The ABC's for Lancaster's "Babies of the Early Sixties"

Gen. Don Carlos Buell, who took command of the Army of the Ohio (which included the 79th PA) on November 9, 1861, and would lead it for almost a year.  He was replaced after the October 1862 Battle of Perryville and probably had lost popularity by the time Johnston's poem was written.

As yesterday was the 150th anniversary of a major personnel change in the Western Theater--the replacement of William T. Sherman with Don Carlos Buell as commander of the Army of the Ohio--I thought it would be a good time to familiarize ourselves in a creative way with some of the names that became well-known to soldiers of the 79th Pennsylvania.

The following poem was written by Lieut. John M. Johnston of Company K, 79th Pennsylvania, sometime in fall 1863.  Johnston was one of Lancaster's first photographers before the war and an editor at the Intelligencer after the war.  He lived in the city's Northwest Ward with wife Jane and four children, including one-year old Herbert, as of the 1860 census.  Some of his war accounts were published posthumously in the 1890s by a family member, and this poem was appended to a lengthy account of the Battle of Chickamauga published in 1892.  You'll notice a Democratic slant to his epithets (e.g., George McClellan, modest?).  

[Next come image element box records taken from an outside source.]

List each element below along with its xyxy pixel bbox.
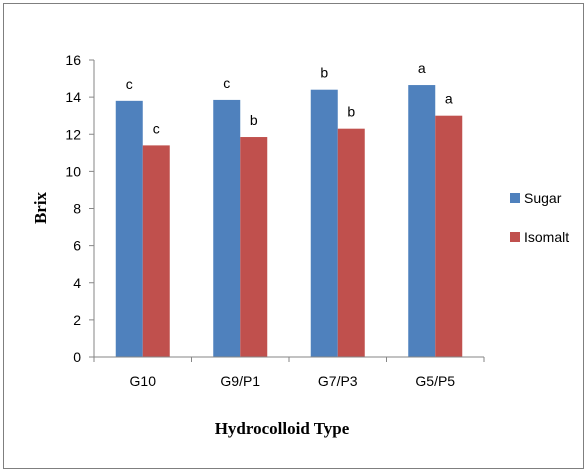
ticks-layer: 0 2 4 6 8 10 12 14 16 G10 G9/P1 G7/P3 G5/P5	[65, 52, 485, 389]
data-label: a	[445, 91, 453, 107]
x-tick-label: G7/P3	[318, 373, 358, 389]
data-label: b	[347, 104, 355, 120]
legend-label-sugar: Sugar	[524, 190, 562, 206]
y-tick-label: 4	[73, 275, 81, 291]
bar-isomalt-g9-p1	[240, 137, 268, 357]
data-label: b	[250, 112, 258, 128]
y-tick-label: 2	[73, 312, 81, 328]
y-tick-label: 14	[65, 89, 81, 105]
legend-swatch-sugar	[510, 193, 520, 203]
y-tick-label: 6	[73, 238, 81, 254]
y-tick-label: 0	[73, 349, 81, 365]
legend: Sugar Isomalt	[510, 190, 569, 245]
bar-sugar-g10	[115, 100, 143, 358]
legend-swatch-isomalt	[510, 232, 520, 242]
legend-label-isomalt: Isomalt	[524, 229, 569, 245]
data-label: c	[223, 75, 230, 91]
bar-sugar-g5-p5	[408, 85, 436, 357]
data-label: c	[153, 120, 160, 136]
chart-border	[3, 3, 584, 469]
y-tick-label: 12	[65, 126, 81, 142]
data-label: c	[126, 76, 133, 92]
bar-isomalt-g5-p5	[435, 115, 463, 357]
x-tick-label: G5/P5	[415, 373, 455, 389]
y-tick-label: 8	[73, 201, 81, 217]
x-axis-title: Hydrocolloid Type	[215, 419, 350, 438]
y-tick-label: 10	[65, 163, 81, 179]
data-label: b	[320, 65, 328, 81]
bars-layer	[115, 85, 463, 358]
labels-layer: c c c b b b a a	[126, 60, 453, 136]
bar-sugar-g7-p3	[310, 89, 338, 357]
data-label: a	[418, 60, 426, 76]
y-tick-label: 16	[65, 52, 81, 68]
bar-isomalt-g7-p3	[337, 128, 365, 357]
x-tick-label: G9/P1	[220, 373, 260, 389]
x-tick-label: G10	[130, 373, 157, 389]
y-axis-title: Brix	[31, 191, 50, 224]
bar-sugar-g9-p1	[213, 99, 241, 358]
bar-isomalt-g10	[142, 145, 170, 357]
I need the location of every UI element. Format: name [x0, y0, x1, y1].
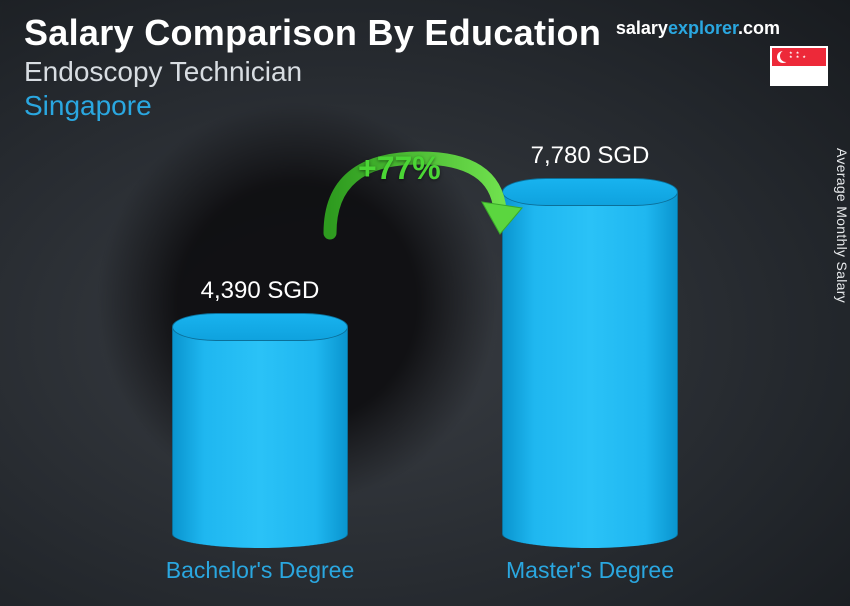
bar-chart: +77% 4,390 SGD Bachelor's Degree 7,780 S…: [140, 148, 780, 588]
bar-top-ellipse: [172, 313, 348, 341]
chart-subtitle: Endoscopy Technician: [24, 56, 826, 88]
flag-crescent-icon: [777, 51, 789, 63]
bar-cylinder: [172, 313, 348, 548]
chart-country: Singapore: [24, 90, 826, 122]
bar-value-label: 4,390 SGD: [201, 277, 320, 305]
bar-category-label: Bachelor's Degree: [166, 557, 355, 584]
flag-top-stripe: ★ ★★ ★ ★: [772, 48, 826, 66]
brand-prefix: salary: [616, 18, 668, 38]
brand-accent: explorer: [668, 18, 738, 38]
bar-category-label: Master's Degree: [506, 557, 674, 584]
y-axis-label: Average Monthly Salary: [834, 148, 850, 303]
flag-stars-icon: ★ ★★ ★ ★: [789, 51, 807, 59]
brand-suffix: .com: [738, 18, 780, 38]
brand-logo-text: salaryexplorer.com: [616, 18, 780, 39]
percent-increase-badge: +77%: [358, 150, 441, 187]
bar-body: [172, 327, 348, 548]
bar-value-label: 7,780 SGD: [531, 142, 650, 170]
country-flag-icon: ★ ★★ ★ ★: [770, 46, 828, 86]
bar-group-bachelors: 4,390 SGD Bachelor's Degree: [170, 277, 350, 548]
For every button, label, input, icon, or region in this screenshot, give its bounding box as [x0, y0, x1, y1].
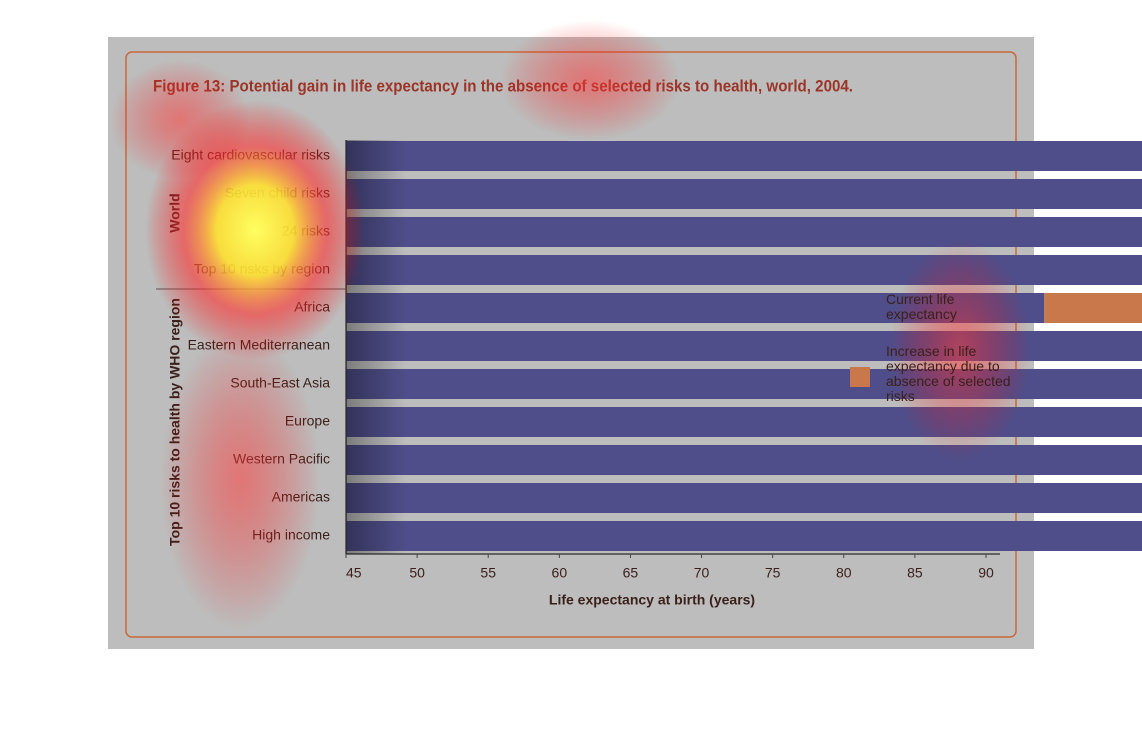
- x-tick-label: 55: [480, 565, 496, 581]
- heatmap-blob: [110, 60, 250, 180]
- x-tick-label: 60: [552, 565, 568, 581]
- x-tick-label: 90: [978, 565, 994, 581]
- bar-segment: [346, 521, 1142, 551]
- legend-swatch: [850, 298, 870, 318]
- bar-segment: [346, 407, 1142, 437]
- legend-swatch: [850, 367, 870, 387]
- x-tick-label: 65: [623, 565, 639, 581]
- heatmap-blob: [500, 20, 680, 140]
- x-tick-label: 50: [409, 565, 425, 581]
- heatmap-blob: [160, 330, 320, 630]
- x-tick-label: 85: [907, 565, 923, 581]
- legend-label: Increase in life expectancy due to absen…: [886, 343, 1011, 404]
- legend-label: Current life expectancy: [886, 291, 957, 322]
- x-tick-label: 45: [346, 565, 362, 581]
- bar-segment: [346, 179, 1142, 209]
- heatmap-blob: [890, 240, 1030, 460]
- x-tick-label: 80: [836, 565, 852, 581]
- bar-segment: [346, 445, 1142, 475]
- x-tick-label: 70: [694, 565, 710, 581]
- x-axis-label: Life expectancy at birth (years): [549, 592, 755, 608]
- bar-segment: [1044, 293, 1142, 323]
- bar-segment: [346, 483, 1142, 513]
- x-tick-label: 75: [765, 565, 781, 581]
- bar-segment: [346, 255, 1142, 285]
- bar-segment: [346, 217, 1142, 247]
- bar-segment: [346, 141, 1142, 171]
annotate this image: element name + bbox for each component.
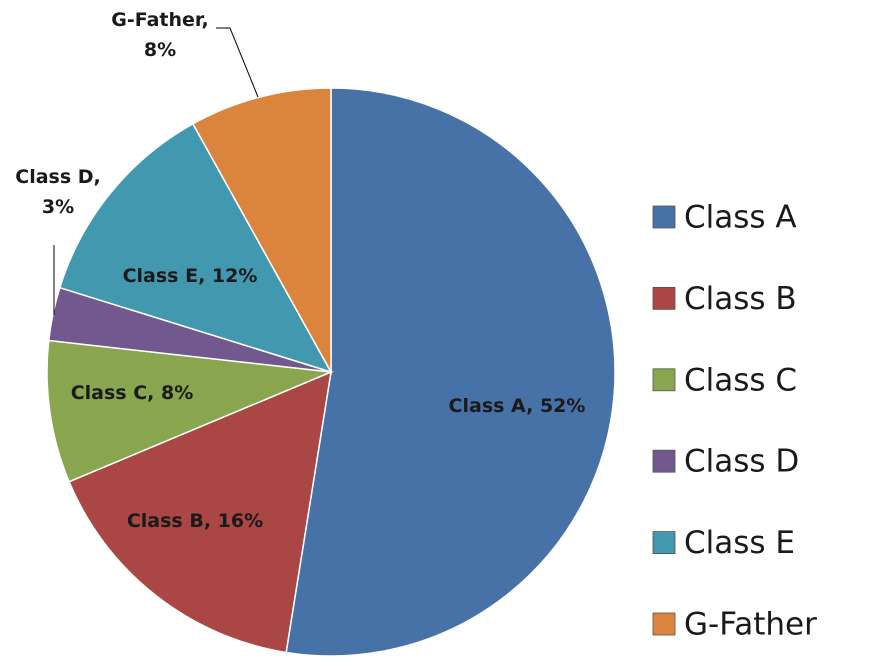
leader-line — [216, 27, 259, 98]
legend-label: G-Father — [684, 607, 817, 643]
legend-swatch — [652, 205, 676, 229]
data-label-line: Class A, 52% — [449, 395, 586, 417]
legend-swatch — [652, 286, 676, 310]
legend-swatch — [652, 531, 676, 554]
data-label-line: G-Father, — [111, 9, 208, 31]
pie-slice — [46, 339, 334, 483]
legend-label: Class A — [684, 200, 797, 236]
data-label: Class D, 3% — [15, 166, 101, 218]
data-label-line: Class E, 12% — [123, 265, 258, 287]
legend-swatch — [652, 449, 676, 473]
pie-slice — [285, 87, 616, 657]
data-label: Class E, 12% — [123, 265, 258, 287]
data-label: Class B, 16% — [127, 510, 263, 532]
legend-label: Class B — [684, 281, 797, 317]
legend-swatch — [652, 368, 676, 392]
data-label-line: Class B, 16% — [127, 510, 263, 532]
legend-swatch — [652, 612, 676, 636]
data-label-line: Class C, 8% — [71, 382, 194, 404]
pie-slice — [191, 87, 332, 375]
data-label: Class A, 52% — [449, 395, 586, 417]
legend-label: Class E — [684, 525, 795, 561]
data-label: G-Father, 8% — [111, 9, 208, 61]
data-label: Class C, 8% — [71, 382, 194, 404]
legend-label: Class D — [684, 444, 799, 480]
data-label-line: Class D, — [15, 166, 101, 188]
pie-slice — [58, 122, 333, 374]
data-label-line: 8% — [144, 39, 176, 61]
pie-slice — [68, 370, 332, 654]
legend-label: Class C — [684, 362, 797, 398]
data-label-line: 3% — [42, 196, 74, 218]
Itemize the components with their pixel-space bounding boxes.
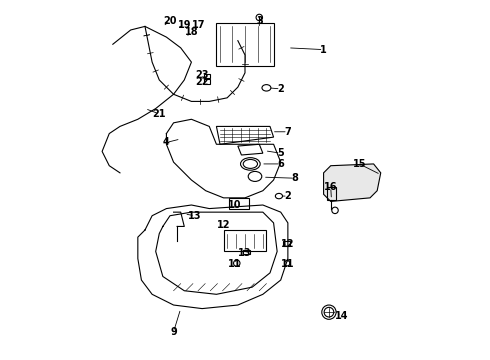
Bar (327, 187, 336, 200)
Polygon shape (323, 164, 381, 202)
Text: 2: 2 (285, 191, 291, 201)
Bar (203, 79, 210, 84)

From the September 10, 1892, Lancaster Daily New Era:
A Soldier's Alphabet
How the Rising Generation of the Early '60's Learned Their A, B, C's.

This is the way the babies of the early sixties learned their "A, B, C's" in Lancaster. It is needless to add the rhyme was written shortly after Chickamauga; that its writer was a soldier of the Seventy-ninth, and that his devotion to the glorious Army of the Cumberland was part and parcel of his good will to fellow men and to his country.

The "Alphabet" was written at Chattanooga, Tenn., in the fall of 1863. The author of the rhyme was J. M. Johnston, late First Lieutenant Company K, Seventy-ninth Regiment Pennsylvania Volunteers:

A is for Anderson, name ever dear;
B is for Butler, whom traitors all fear;
C is for Crittenden, brave as his sword;
D is for Dix, by true patriots adored;
E is for Ellsworth, the gallant zouave;
F is for Farragut, pride of the wave;
G is for Grant, who brought Vicksburg to grief;
H is for Halleck, commander-in-chief;
I is for Ironsides, queen of the sea;
J is for Johnson, right gallant is he;
K is for Kearney, so noted for dash;
L is for Logan, whom naught can abash;
M is for McClellan, so modest and great;
N is for Nelson, untimely his fate;
O is for Ord, battling rebel works down;
P is for Porter, of gun-boat renown;
Q is for Quimby, a soldier confess'd;
R is for Rosecrans, pride of the West;
S is for Scott, the great chief of three wars;
T is for Thomas, as dauntless as Mars;
U is for Union, enduring as time;
V is for Victory, o'er treason and crime;
W is for Warren, sagacious and bold;
X is for Xerxes, a warrior of old;
Y is for Yancey, a traitor now dead;
Z is for Zagoni, a great charge he lead.